RGLab / flowCore

Core flow cytometry infrastructure
43 stars 25 forks source link

flowCore >2.0 read.FCS results in $SPILLOVER error when reading certain FCS files (should it be a warning?) #262

Open okingfisher opened 9 months ago

okingfisher commented 9 months ago

Hi, We have been using flowCore for many years reading files from BD FACSCalibur, CyAn ADP, Beckman CytoFlex, Miltenyi MACSQuant Analyzer using read.FCS(), no problem up to version 2.0. However, we updated R and the packages and now flowCore 2.14 is returning an error reading the MACSQuant files. This error message (see below) is: $SPILLOVER keyword value is of improper size for number of spillover channels! Error: $SPILLOVER size discrepancy could not be resolved!

The culprit is apparently an apparently malformed $SPILLOVER in some of our files: $SPILLOVER/4,FL5-H,FL4-H,FL5-A,FL4-A (see linked file below); no problem with older files from that cytometer not containing $SPILLOVER or with files from the other cytometers.

Not quite sure what caused the cytometer software to include it in the FCS files. The funny thing is that we were working with flowCore 2.0, no problem. We updated R and packages in one of the computers and we started seeing this error. Replicated in my personal computer (Windows, OSX) which I updated recently but never tested with these files. We have another computer still using flowCore 2.0 and no problem reading the files.

Unfortunately, it seems that we cannot downgrade flowCore (maybe downgrading R, so BiocManager installs with a lower version and similarly for packages? not willing doing it). We have many older files with this problem (never noticed that), so just trying to solve it at the cytometer is not an option.

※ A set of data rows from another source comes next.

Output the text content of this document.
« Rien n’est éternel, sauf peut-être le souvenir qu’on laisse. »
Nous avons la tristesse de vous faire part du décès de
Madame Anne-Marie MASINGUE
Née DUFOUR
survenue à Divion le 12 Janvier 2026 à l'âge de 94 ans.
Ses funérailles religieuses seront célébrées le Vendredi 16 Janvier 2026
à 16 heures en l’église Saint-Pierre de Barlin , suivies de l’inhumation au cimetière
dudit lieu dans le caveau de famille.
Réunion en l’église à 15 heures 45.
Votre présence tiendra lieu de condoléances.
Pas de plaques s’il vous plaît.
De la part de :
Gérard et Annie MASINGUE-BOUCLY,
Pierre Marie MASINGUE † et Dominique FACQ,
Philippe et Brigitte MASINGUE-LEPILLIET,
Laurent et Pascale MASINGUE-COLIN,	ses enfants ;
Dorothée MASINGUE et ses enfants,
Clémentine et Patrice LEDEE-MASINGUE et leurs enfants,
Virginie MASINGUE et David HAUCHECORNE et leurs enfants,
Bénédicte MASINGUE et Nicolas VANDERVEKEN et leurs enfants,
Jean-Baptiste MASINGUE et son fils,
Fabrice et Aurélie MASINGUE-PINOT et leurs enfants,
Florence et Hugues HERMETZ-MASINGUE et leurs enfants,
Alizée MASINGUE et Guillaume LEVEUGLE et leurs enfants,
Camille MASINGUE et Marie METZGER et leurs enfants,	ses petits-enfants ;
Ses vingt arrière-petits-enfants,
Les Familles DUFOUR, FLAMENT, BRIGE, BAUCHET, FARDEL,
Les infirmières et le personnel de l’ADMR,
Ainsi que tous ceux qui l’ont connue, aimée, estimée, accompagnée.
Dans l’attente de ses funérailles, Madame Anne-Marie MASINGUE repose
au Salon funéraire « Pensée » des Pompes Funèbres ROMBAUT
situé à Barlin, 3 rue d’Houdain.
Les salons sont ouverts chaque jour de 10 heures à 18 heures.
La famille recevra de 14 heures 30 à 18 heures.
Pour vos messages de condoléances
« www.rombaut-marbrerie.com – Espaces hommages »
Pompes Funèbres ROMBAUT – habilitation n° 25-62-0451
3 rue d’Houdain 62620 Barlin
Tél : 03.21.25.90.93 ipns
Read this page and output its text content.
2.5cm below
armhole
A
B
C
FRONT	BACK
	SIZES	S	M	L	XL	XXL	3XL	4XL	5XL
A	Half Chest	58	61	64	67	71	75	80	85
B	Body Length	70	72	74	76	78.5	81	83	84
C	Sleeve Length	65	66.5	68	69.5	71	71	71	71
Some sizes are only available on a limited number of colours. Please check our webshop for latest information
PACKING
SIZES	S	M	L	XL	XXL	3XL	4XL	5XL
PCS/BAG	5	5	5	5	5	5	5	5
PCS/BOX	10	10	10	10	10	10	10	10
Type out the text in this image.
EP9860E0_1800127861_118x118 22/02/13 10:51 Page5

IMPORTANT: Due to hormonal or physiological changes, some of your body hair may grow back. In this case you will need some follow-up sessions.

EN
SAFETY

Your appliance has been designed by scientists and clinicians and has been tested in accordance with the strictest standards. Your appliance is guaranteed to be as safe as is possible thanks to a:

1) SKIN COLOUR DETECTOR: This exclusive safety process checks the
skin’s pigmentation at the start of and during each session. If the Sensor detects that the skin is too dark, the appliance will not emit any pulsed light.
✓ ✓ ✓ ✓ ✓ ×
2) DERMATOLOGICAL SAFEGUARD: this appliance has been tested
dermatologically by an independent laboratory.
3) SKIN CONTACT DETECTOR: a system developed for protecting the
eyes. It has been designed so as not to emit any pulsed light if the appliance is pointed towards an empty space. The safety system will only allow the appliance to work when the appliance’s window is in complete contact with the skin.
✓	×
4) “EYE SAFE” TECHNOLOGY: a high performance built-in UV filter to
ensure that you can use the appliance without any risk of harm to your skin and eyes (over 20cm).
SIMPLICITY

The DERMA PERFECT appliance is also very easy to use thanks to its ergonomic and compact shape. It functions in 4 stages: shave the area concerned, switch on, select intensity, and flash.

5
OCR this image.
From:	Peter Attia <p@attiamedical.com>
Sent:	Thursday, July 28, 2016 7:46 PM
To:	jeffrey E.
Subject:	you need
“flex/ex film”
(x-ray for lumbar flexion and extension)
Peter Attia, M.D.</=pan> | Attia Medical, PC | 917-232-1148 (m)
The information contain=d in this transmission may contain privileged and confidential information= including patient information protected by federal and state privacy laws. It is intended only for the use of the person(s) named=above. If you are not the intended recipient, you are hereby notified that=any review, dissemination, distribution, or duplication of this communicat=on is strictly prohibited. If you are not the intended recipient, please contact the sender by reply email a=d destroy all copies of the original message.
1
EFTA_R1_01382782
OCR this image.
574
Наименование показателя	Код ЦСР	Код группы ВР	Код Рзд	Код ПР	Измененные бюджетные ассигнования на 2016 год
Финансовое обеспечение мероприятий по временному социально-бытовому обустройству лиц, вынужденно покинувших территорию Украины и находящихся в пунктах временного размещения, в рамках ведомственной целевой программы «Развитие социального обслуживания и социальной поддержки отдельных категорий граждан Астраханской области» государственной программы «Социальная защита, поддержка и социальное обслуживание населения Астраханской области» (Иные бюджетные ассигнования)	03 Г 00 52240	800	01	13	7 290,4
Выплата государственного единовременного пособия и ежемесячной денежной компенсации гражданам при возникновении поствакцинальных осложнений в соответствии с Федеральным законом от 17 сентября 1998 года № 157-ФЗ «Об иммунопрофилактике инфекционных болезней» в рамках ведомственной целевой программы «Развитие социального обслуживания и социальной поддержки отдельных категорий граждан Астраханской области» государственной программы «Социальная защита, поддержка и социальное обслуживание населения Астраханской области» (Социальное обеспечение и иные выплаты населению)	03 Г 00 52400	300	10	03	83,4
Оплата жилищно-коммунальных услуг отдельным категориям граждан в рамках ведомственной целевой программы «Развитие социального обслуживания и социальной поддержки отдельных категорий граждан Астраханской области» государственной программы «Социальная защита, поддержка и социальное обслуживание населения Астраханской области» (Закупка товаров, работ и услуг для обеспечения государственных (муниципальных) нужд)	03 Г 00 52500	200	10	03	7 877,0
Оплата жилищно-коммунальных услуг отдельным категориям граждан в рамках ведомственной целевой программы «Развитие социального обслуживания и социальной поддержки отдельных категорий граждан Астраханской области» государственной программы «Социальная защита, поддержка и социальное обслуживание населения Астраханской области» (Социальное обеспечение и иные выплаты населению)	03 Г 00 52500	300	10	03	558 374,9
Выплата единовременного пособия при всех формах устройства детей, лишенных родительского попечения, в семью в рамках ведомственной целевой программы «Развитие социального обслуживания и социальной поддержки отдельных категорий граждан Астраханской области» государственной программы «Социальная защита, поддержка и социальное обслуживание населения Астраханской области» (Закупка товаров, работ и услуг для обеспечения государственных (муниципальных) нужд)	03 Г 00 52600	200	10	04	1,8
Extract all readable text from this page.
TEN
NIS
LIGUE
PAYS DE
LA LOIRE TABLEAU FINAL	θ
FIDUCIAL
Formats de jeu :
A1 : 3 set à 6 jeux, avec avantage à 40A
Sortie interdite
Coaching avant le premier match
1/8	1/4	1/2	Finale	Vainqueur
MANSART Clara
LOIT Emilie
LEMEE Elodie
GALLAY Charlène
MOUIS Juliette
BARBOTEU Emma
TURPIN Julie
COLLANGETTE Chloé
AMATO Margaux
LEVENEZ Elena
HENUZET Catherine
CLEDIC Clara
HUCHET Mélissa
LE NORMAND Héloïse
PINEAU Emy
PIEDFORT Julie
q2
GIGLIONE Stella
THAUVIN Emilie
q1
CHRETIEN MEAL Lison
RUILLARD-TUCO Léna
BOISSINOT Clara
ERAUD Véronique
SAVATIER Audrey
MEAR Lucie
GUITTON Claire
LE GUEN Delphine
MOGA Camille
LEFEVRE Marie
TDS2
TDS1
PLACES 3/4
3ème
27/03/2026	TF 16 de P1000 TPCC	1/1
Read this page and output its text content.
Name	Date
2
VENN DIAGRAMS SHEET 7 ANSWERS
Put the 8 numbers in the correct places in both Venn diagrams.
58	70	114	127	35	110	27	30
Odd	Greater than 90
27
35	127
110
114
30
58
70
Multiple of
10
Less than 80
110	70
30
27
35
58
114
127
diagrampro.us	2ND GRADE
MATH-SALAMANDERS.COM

We tried with different parameters and even looking at the code, but no luck (it seems that it is in the C++ part, which is beyond our skills).

Therefore, I wonder if a subsequent version could incorporate a parameter for optionally converting this error into a warning (something like emptyValue = FALSE, which, incidentally, we need to read these files).

You can get the MACSQuant files (with and without the $SPILLOVER keyword) here: https://app.box.com/s/6bha57tzl0pnh71pq152457mlwsaidel

To Reproduce Steps to reproduce the behavior: please use the reprex package to build a reproducible example.

library(flowCore)
fcsdata <- read.FCS("~/FCS files/rbio2023-06-19.0011.fcs", emptyValue = FALSE,  truncate_max_range = FALSE)
#> $SPILLOVER keyword value is of improper size for number of spillover channels!
#> Error: $SPILLOVER size discrepancy could not be resolved!

Expected behavior Reading the malformed FCS files producing a warning (notice that read.FCS() from flowCore 2.0 did not produce such warning).

sessionInfo():

R version 4.3.2 (2023-10-31) Platform: x86_64-apple-darwin20 (64-bit) Running under: macOS Ventura 13.6.3

Matrix products: default BLAS: /System/Library/Frameworks/Accelerate.framework/Versions/A/Frameworks/vecLib.framework/Versions/A/libBLAS.dylib LAPACK: /Library/Frameworks/R.framework/Versions/4.3-x86_64/Resources/lib/libRlapack.dylib; LAPACK version 3.11.0

locale: [1] es_ES.UTF-8/es_ES.UTF-8/es_ES.UTF-8/C/es_ES.UTF-8/es_ES.UTF-8

time zone: Europe/Madrid tzcode source: internal

attached base packages: [1] stats graphics grDevices utils datasets methods base

other attached packages: [1] flowCore_2.14.0

loaded via a namespace (and not attached): [1] compiler_4.3.2 RProtoBufLib_2.14.0 cytolib_2.14.0 tools_4.3.2 rstudioapi_0.15.0
[6] Biobase_2.62.0 S4Vectors_0.40.2 BiocGenerics_0.48.1 matrixStats_1.2.0 stats4_4.3.2

Additional context The problem is in the acquisition template (cytometer down now due to a technical problem, solving as soon as possible). We know that we could use flowCore 2.0 to read these files, changing the header and writing back the file, but far from optimal and it might come back in the future.

SamGG commented 9 months ago

Hi,

@mikejiang $SPILLOVER is an optional keyword, so maybe an option to ignore all optional keywords might be useful.

@okingfisher Here is an external workaround. This pure R code invalidates the $SPILLOVER keyword by replacing $ with X. Verify that there is no other change to the file, especially the file length. The code handles file no bigger than 2GB.

# input & output file name
filen = "c:/demo/231213-spillover/rbio2023-06-19.0011.fcs"
filec = file.path(dirname(filen), gsub("\\.fcs$", "_xxx.fcs", basename(filen)))

# read HEADER and guess TEXT location
draw = readBin(filec, what = "raw", n = 26)
dhdr = rawToChar(draw)
first = strtoi(substr(dhdr, 11, 18))
last = strtoi(substr(dhdr, 19, 26))

# read the complete file
draw = readBin(filen, what = "raw", n = file.size(filen))
# search SPILLOVER in the TEXT part
dtxt = rawToChar(draw[first:last+1])
sep = substr(dtxt, 1, 1)
pos = regexpr(paste0(sep, "\\$SPILLOVER", sep), dtxt)
# if found, then invalidate the keyword
if (pos) {
  # rawToChar(draw[first+pos+1]) # check $ is found
  draw[first+pos+1] = charToRaw("X")
  writeBin(draw, filec)
}

# verify
flowCore::read.FCS(filec, emptyValue = FALSE, truncate_max_range = FALSE)
okingfisher commented 9 months ago

Thank you very much. I was thinking on such a workaround, and your example is very much appreciated (not much time to try things right now). I'll give it a try!